Empathy and psychopathology: a historical and epistemological analysis of Jaspers’ understanding

Empatia e psicopatologia: analisi storico-epistemologica del concetto di comprendere in Karl Jaspers

M. Aragona

Associazione Crossing Dialogues, Roma, Italia

Objectives

To study the relationship between empathy and psychopathology starting from Jaspers’ understanding, 100 years after the publication of the first edition of his “General Psychopathology”.

Methods

Historical and epistemological analysis of the concept. The original Jaspers’ text will be considered in detail, together with the more relevant critical debates that followed his conceptualization.

Results

The place of the concept of understanding within Jaspers’ system is discussed. It is shown that Jaspers’ methodology is intrinsically pluralistic and that in his view explanation and understanding are both necessary for psychopathology. They are different and nonoverlapping methods that represent the proper scientific means for knowledge within their respective scientific fields (natural sciences and human sciences). In the field of the human sciences, the proper method is empathic understanding, whose distinction between static and genetic understanding is considered in detail. Static understanding is mainly related with the intuitive grasping and actualization in the listener of the experiences of the patient. Genetic understanding considers the connections between such psychic events from an “internal” viewpoint of the motivational chain (meaningful connections). The characteristics and limits of Jaspers’ understanding are fully considered.

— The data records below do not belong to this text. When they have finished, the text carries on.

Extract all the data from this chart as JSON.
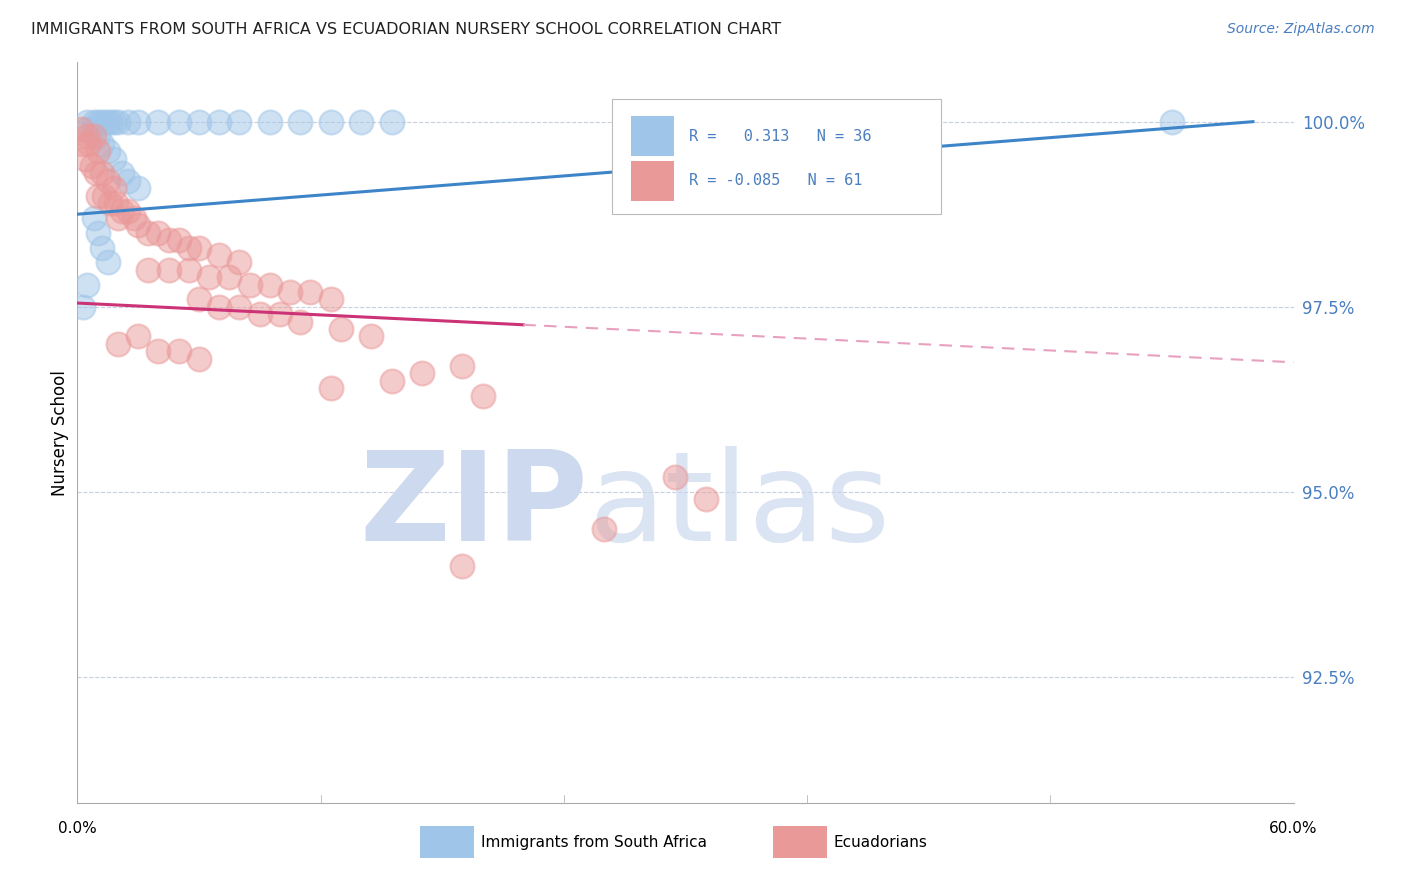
{
  "title": "IMMIGRANTS FROM SOUTH AFRICA VS ECUADORIAN NURSERY SCHOOL CORRELATION CHART",
  "source": "Source: ZipAtlas.com",
  "ylabel": "Nursery School",
  "ytick_labels": [
    "100.0%",
    "97.5%",
    "95.0%",
    "92.5%"
  ],
  "ytick_values": [
    1.0,
    0.975,
    0.95,
    0.925
  ],
  "xmin": 0.0,
  "xmax": 0.6,
  "ymin": 0.908,
  "ymax": 1.008,
  "legend_blue_label": "Immigrants from South Africa",
  "legend_pink_label": "Ecuadorians",
  "R_blue": "0.313",
  "N_blue": 36,
  "R_pink": "-0.085",
  "N_pink": 61,
  "blue_color": "#9fc5e8",
  "pink_color": "#ea9999",
  "trendline_blue_color": "#3d85c8",
  "trendline_pink_color": "#cc3377",
  "trendline_pink_dashed_color": "#e8a0c0",
  "watermark_zip_color": "#ccd9ee",
  "watermark_atlas_color": "#ccd9ee",
  "blue_points": [
    [
      0.005,
      1.0
    ],
    [
      0.008,
      1.0
    ],
    [
      0.01,
      1.0
    ],
    [
      0.012,
      1.0
    ],
    [
      0.014,
      1.0
    ],
    [
      0.016,
      1.0
    ],
    [
      0.018,
      1.0
    ],
    [
      0.02,
      1.0
    ],
    [
      0.025,
      1.0
    ],
    [
      0.03,
      1.0
    ],
    [
      0.04,
      1.0
    ],
    [
      0.05,
      1.0
    ],
    [
      0.06,
      1.0
    ],
    [
      0.07,
      1.0
    ],
    [
      0.08,
      1.0
    ],
    [
      0.095,
      1.0
    ],
    [
      0.11,
      1.0
    ],
    [
      0.125,
      1.0
    ],
    [
      0.14,
      1.0
    ],
    [
      0.155,
      1.0
    ],
    [
      0.005,
      0.999
    ],
    [
      0.008,
      0.999
    ],
    [
      0.01,
      0.998
    ],
    [
      0.012,
      0.997
    ],
    [
      0.015,
      0.996
    ],
    [
      0.018,
      0.995
    ],
    [
      0.022,
      0.993
    ],
    [
      0.025,
      0.992
    ],
    [
      0.03,
      0.991
    ],
    [
      0.008,
      0.987
    ],
    [
      0.01,
      0.985
    ],
    [
      0.012,
      0.983
    ],
    [
      0.015,
      0.981
    ],
    [
      0.005,
      0.978
    ],
    [
      0.54,
      1.0
    ],
    [
      0.003,
      0.975
    ]
  ],
  "pink_points": [
    [
      0.002,
      0.999
    ],
    [
      0.005,
      0.998
    ],
    [
      0.008,
      0.998
    ],
    [
      0.003,
      0.997
    ],
    [
      0.006,
      0.997
    ],
    [
      0.01,
      0.996
    ],
    [
      0.004,
      0.995
    ],
    [
      0.007,
      0.994
    ],
    [
      0.009,
      0.993
    ],
    [
      0.012,
      0.993
    ],
    [
      0.015,
      0.992
    ],
    [
      0.018,
      0.991
    ],
    [
      0.01,
      0.99
    ],
    [
      0.013,
      0.99
    ],
    [
      0.016,
      0.989
    ],
    [
      0.019,
      0.989
    ],
    [
      0.022,
      0.988
    ],
    [
      0.025,
      0.988
    ],
    [
      0.028,
      0.987
    ],
    [
      0.02,
      0.987
    ],
    [
      0.03,
      0.986
    ],
    [
      0.035,
      0.985
    ],
    [
      0.04,
      0.985
    ],
    [
      0.045,
      0.984
    ],
    [
      0.05,
      0.984
    ],
    [
      0.055,
      0.983
    ],
    [
      0.06,
      0.983
    ],
    [
      0.07,
      0.982
    ],
    [
      0.08,
      0.981
    ],
    [
      0.035,
      0.98
    ],
    [
      0.045,
      0.98
    ],
    [
      0.055,
      0.98
    ],
    [
      0.065,
      0.979
    ],
    [
      0.075,
      0.979
    ],
    [
      0.085,
      0.978
    ],
    [
      0.095,
      0.978
    ],
    [
      0.105,
      0.977
    ],
    [
      0.115,
      0.977
    ],
    [
      0.125,
      0.976
    ],
    [
      0.06,
      0.976
    ],
    [
      0.07,
      0.975
    ],
    [
      0.08,
      0.975
    ],
    [
      0.09,
      0.974
    ],
    [
      0.1,
      0.974
    ],
    [
      0.11,
      0.973
    ],
    [
      0.13,
      0.972
    ],
    [
      0.145,
      0.971
    ],
    [
      0.03,
      0.971
    ],
    [
      0.02,
      0.97
    ],
    [
      0.04,
      0.969
    ],
    [
      0.05,
      0.969
    ],
    [
      0.06,
      0.968
    ],
    [
      0.19,
      0.967
    ],
    [
      0.17,
      0.966
    ],
    [
      0.155,
      0.965
    ],
    [
      0.125,
      0.964
    ],
    [
      0.2,
      0.963
    ],
    [
      0.295,
      0.952
    ],
    [
      0.31,
      0.949
    ],
    [
      0.26,
      0.945
    ],
    [
      0.19,
      0.94
    ]
  ]
}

The intuition on which it is based poses an epistemological problem that is discussed throughout. In the first person perspective, empathic intuition is self-evident, but if it relies only on a idiosyncratic, personal emotional ability to empathize, then it lacks interpersonal reliability and it risks to be a sort of mystic. For this reason (of being “too subjective”), Jaspers’ understanding was similarly criticized by both naturalist-oriented and hermeneutically-oriented psychiatrists. Moreover, it is stressed that Jaspers’ understanding is not a rational understanding, but an emotionally-based empathy; that it is based on the co-presence of emotional involvement and detached description (the “right distance” position being based on their interplay); that the understanding is limited for many reasons (some of which are related to intrinsic features of the studied phenomena, but others are related to the characteristics of the psychopathologist and the context, including the setting and the duration of the therapeutic relationship); that the boundaries of understanding are not fixed but movable; that the understanding is epistemologically asymmetric because it is useful for a posteriori reconstructions of events, but it does not allow scientific prediction; that causal explanation and psychological or existential interpretation are possible ways to surmount these limits, but also that interpretation is already within Jaspers’ understanding.

Conclusions

Despite these limits, the concept of understanding is probably the major column of the psychopathological reasoning, and has demonstrated its usefulness over a century of clinical practice. However, it is in need of revision to take into account new epistemological and clinical challenges. Future research should clarify that being understandable or not is neither a feature of the object of study nor of subject under study, but is rather a relational property emerging from a semiotic process.